The captain was calling around the intercom, station by station. Everyone except Galway answered.
Benkovic’s voice came, saying he was on his way to help her. It was necessary for someone to get her headlink disconnected quickly, as a dazed, half-conscious mind hooked into the system could well mean disaster. Simeon was immobilized for the moment by his job, still throwing a pattern of missiles. There were now no more than forty remaining in his magazines.
Domingo steered his ship into concealment within an orbital belt of dust, and again the fight was temporarily broken off.

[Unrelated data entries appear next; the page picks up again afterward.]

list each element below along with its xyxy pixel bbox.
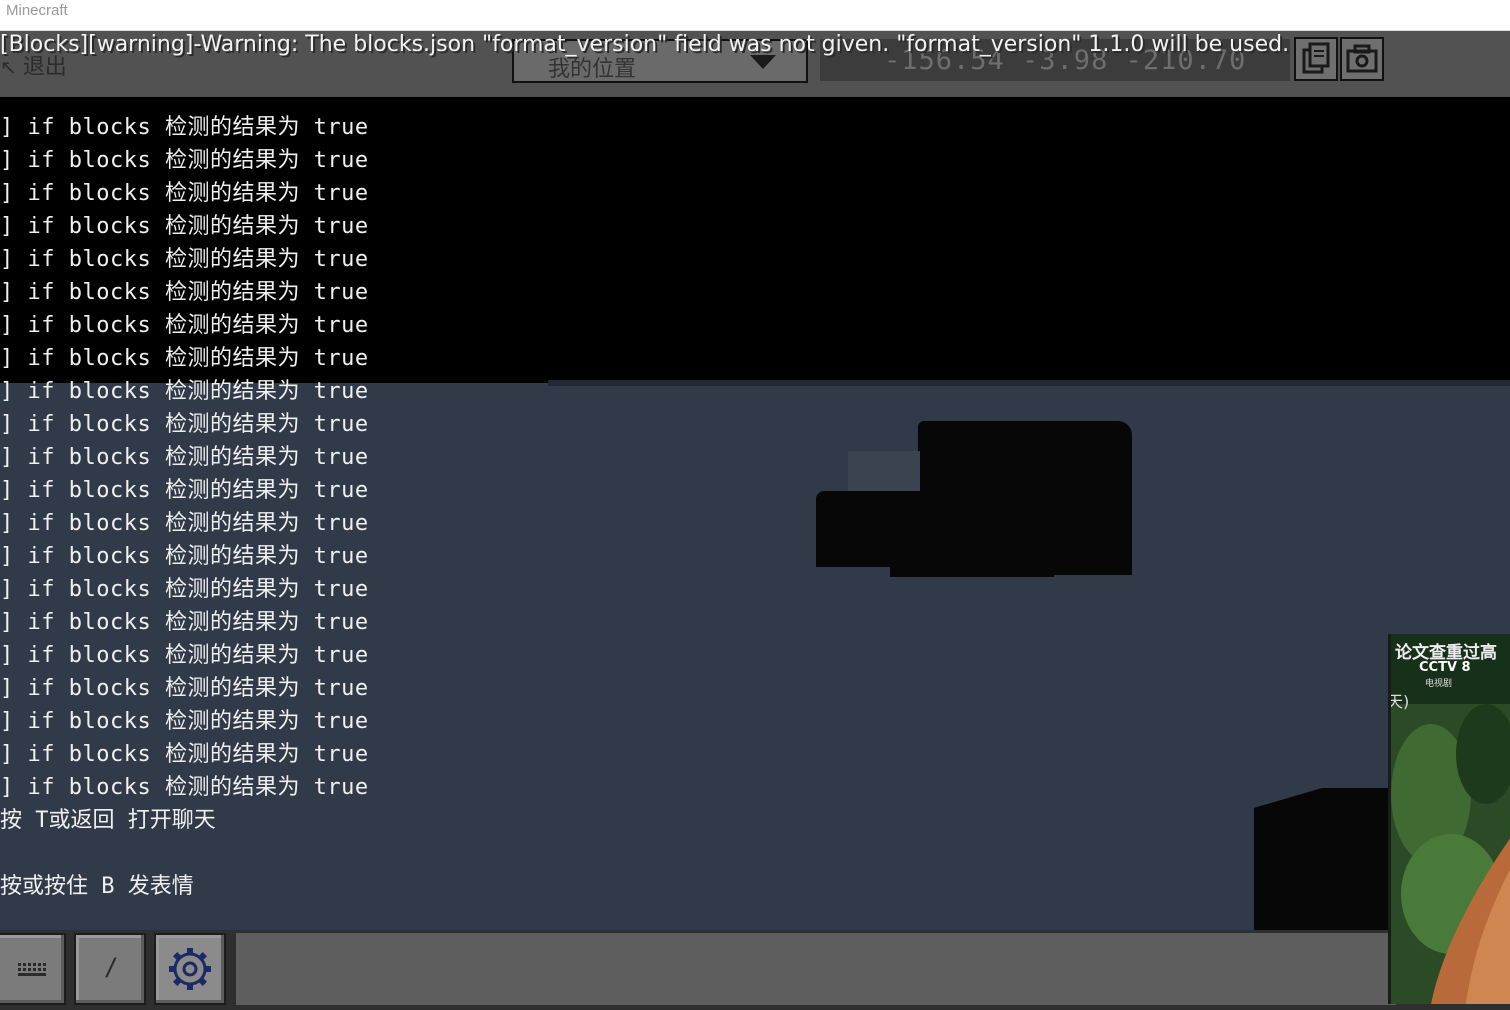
screenshot-button[interactable] — [1340, 37, 1384, 81]
chat-line: ] if blocks 检测的结果为 true — [0, 181, 369, 206]
chat-line: ] if blocks 检测的结果为 true — [0, 577, 369, 602]
dark-block-small — [816, 491, 926, 567]
chat-line: ] if blocks 检测的结果为 true — [0, 247, 369, 272]
dark-block-base — [890, 567, 1054, 577]
bottom-toolbar: / — [0, 930, 1510, 1010]
chat-line: ] if blocks 检测的结果为 true — [0, 412, 369, 437]
horizon-edge — [548, 380, 1510, 386]
dark-block-corner — [1254, 788, 1390, 930]
chat-line: ] if blocks 检测的结果为 true — [0, 280, 369, 305]
chat-line: ] if blocks 检测的结果为 true — [0, 775, 369, 800]
window-title: Minecraft — [6, 2, 68, 19]
chat-line: ] if blocks 检测的结果为 true — [0, 379, 369, 404]
warning-message: [Blocks][warning]-Warning: The blocks.js… — [0, 32, 1290, 57]
game-viewport[interactable]: ↖ 退出 我的位置 -156.54 -3.98 -210.70 [Blocks][… — [0, 31, 1510, 1010]
settings-button[interactable] — [154, 933, 226, 1005]
chat-line: ] if blocks 检测的结果为 true — [0, 148, 369, 173]
copy-icon — [1302, 42, 1330, 74]
chat-line: ] if blocks 检测的结果为 true — [0, 511, 369, 536]
chat-line: ] if blocks 检测的结果为 true — [0, 115, 369, 140]
chat-line: ] if blocks 检测的结果为 true — [0, 742, 369, 767]
video-overlay[interactable]: 论文查重过高 CCTV 8 电视剧 天) — [1388, 634, 1510, 1004]
chat-line: ] if blocks 检测的结果为 true — [0, 676, 369, 701]
chat-line: ] if blocks 检测的结果为 true — [0, 478, 369, 503]
dark-block-shadow — [848, 451, 920, 491]
back-arrow-icon: ↖ — [0, 55, 17, 79]
chat-line: ] if blocks 检测的结果为 true — [0, 709, 369, 734]
exit-label: 退出 — [22, 55, 67, 80]
window-titlebar: Minecraft — [0, 0, 1510, 31]
chat-line: ] if blocks 检测的结果为 true — [0, 445, 369, 470]
emote-hint: 按或按住 B 发表情 — [0, 874, 194, 899]
gear-icon — [169, 948, 211, 990]
chat-hint: 按 T或返回 打开聊天 — [0, 808, 216, 833]
chat-line: ] if blocks 检测的结果为 true — [0, 643, 369, 668]
chevron-down-icon — [750, 55, 776, 69]
chat-log: ] if blocks 检测的结果为 true ] if blocks 检测的结… — [0, 111, 369, 903]
slash-label: / — [104, 953, 119, 981]
copy-coordinates-button[interactable] — [1294, 37, 1338, 81]
channel-subtitle: 电视剧 — [1425, 679, 1453, 689]
slash-command-button[interactable]: / — [74, 933, 146, 1005]
channel-logo: CCTV 8 — [1419, 660, 1471, 675]
dark-block-large — [918, 421, 1132, 575]
chat-line: ] if blocks 检测的结果为 true — [0, 313, 369, 338]
keyboard-icon — [18, 963, 46, 976]
top-bar: ↖ 退出 我的位置 -156.54 -3.98 -210.70 [Blocks][… — [0, 31, 1510, 97]
chat-line: ] if blocks 检测的结果为 true — [0, 346, 369, 371]
video-side-text: 天) — [1388, 692, 1410, 711]
keyboard-button[interactable] — [0, 933, 66, 1005]
camera-icon — [1346, 44, 1378, 73]
chat-line: ] if blocks 检测的结果为 true — [0, 214, 369, 239]
chat-line: ] if blocks 检测的结果为 true — [0, 544, 369, 569]
chat-input[interactable] — [236, 933, 1396, 1005]
chat-line: ] if blocks 检测的结果为 true — [0, 610, 369, 635]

Through a fog of pain and bewilderment, Branwen saw Benkovic come into her combat station. She heard him say something about helping her to her berth.
He disconnected her headlink and assisted her through the short tunnel. As he put her down in her berth, she briefly lost consciousness again.
When awareness returned, her helmet had been taken off, her armor opened. She could feel Benkovic’s hand inside her clothing, first on her breast, then moving down her ribs, her belly … his hand was bare but he was still wearing his combat helmet, and it was difficult to see his face … she groaned something, and fought herself free.